Similar to most airlines, the carrier has made the tough choice to retire some of its fleet, specifically 7 (of 19) Airbus A380s, four 777-200ERs, and all four 777-300ERs.
It’s worth noting that Singapore Airlines operates an all wide-body passenger aircraft fleet from five aircraft families: Airbus A330, Airbus A350, Airbus A380,
Boeing 777 and Boeing 787, totaling 135 aircraft (as of 31 October 2020) so this isn’t a huge deal.
However, depending on how the pandemic progresses, it may become more of a hurdle.
For example, Singapores border is largely still closed but will begin a “travel bubble” arrangement with Hong Kong on 22 November which will limit the amount of passengers to 200 per day. Though it is progress, the airline still has a lot of planes on the ground and opening restaurants is not going to satisfy the companys bottom line.
You may remember that I had booked a Singapore Airlines first class flight from London to Singapore and was really looking forward to it, but also had to cancel it because of COVID-19.
Generally, award availability on routes featuring the new first class (below) was limited to shorter routes. However, there was a fortunate equipment swap that worked in my favor, so I booked it.

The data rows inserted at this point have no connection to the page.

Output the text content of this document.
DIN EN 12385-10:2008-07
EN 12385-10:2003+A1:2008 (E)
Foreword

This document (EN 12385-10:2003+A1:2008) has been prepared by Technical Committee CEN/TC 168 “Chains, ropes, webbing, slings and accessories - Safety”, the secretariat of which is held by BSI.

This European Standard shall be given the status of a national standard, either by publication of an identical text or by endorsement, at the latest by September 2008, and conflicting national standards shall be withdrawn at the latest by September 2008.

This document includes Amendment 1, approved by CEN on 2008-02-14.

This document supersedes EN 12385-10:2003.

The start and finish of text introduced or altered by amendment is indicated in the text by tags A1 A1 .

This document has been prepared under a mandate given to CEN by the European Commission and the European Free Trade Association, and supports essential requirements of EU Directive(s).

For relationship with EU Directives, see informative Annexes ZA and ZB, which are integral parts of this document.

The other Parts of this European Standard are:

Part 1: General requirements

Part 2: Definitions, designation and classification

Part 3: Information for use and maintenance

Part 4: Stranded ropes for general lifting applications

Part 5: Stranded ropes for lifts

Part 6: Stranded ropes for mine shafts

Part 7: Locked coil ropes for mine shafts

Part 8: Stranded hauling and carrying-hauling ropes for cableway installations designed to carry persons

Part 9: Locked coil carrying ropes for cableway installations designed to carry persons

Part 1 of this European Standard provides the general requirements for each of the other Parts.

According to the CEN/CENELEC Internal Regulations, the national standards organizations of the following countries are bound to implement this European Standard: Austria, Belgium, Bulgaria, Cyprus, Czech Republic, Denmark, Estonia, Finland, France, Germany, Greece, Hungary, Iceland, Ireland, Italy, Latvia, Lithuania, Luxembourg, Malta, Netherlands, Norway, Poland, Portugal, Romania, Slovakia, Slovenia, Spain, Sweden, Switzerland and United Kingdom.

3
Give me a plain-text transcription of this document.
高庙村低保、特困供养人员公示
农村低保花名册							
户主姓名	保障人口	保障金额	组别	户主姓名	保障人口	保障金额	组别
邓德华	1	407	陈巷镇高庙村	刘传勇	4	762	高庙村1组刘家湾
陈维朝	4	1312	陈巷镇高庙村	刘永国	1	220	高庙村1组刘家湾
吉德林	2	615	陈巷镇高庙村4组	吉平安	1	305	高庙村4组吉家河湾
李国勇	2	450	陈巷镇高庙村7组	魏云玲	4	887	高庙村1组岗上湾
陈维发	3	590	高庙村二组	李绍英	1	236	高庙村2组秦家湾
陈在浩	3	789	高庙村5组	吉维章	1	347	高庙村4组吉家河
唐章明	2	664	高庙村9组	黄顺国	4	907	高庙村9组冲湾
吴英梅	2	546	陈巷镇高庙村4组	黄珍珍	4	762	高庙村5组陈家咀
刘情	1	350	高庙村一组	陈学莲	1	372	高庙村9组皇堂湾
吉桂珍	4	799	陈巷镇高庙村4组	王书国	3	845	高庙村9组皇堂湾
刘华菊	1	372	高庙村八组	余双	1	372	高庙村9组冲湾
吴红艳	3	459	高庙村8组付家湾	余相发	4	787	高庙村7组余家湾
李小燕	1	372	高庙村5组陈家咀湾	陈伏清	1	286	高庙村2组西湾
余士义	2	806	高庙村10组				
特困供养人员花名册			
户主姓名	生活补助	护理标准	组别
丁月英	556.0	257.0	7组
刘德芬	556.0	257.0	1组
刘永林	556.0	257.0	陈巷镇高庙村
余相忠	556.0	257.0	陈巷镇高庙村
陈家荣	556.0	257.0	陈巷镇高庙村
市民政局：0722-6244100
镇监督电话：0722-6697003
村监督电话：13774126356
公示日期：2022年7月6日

Now, I have a ton of miles sitting in my Singapore account but need to track down which aircraft now feature the new first class and what route they are flying. Additionally, the carrier has several different first class products so with the retirement my options are far more limited for reviews.
Coincidentally, Ben at One Mile at a Time, just reported a few minutes ago that Singapore Airlines has pulled their First Class and Suites availability through October 2021. Yikes!!
Singapore Airlines will send 26 aircraft into retirement, including more than a third of its flagship Airbus A380s and all of their Boeing 777-300s.
Although it was sad to request a refund for my flight, the experience left a favorable impression on me, so I trust I will return to their new first class soon (…hopefully).
I’ve always had great experiences with Singapore Airlines and continue to choose them over many other competitors when given the option so let’s hope for better days.
What do you make of this development? Have you ever flown Singapore Airlines?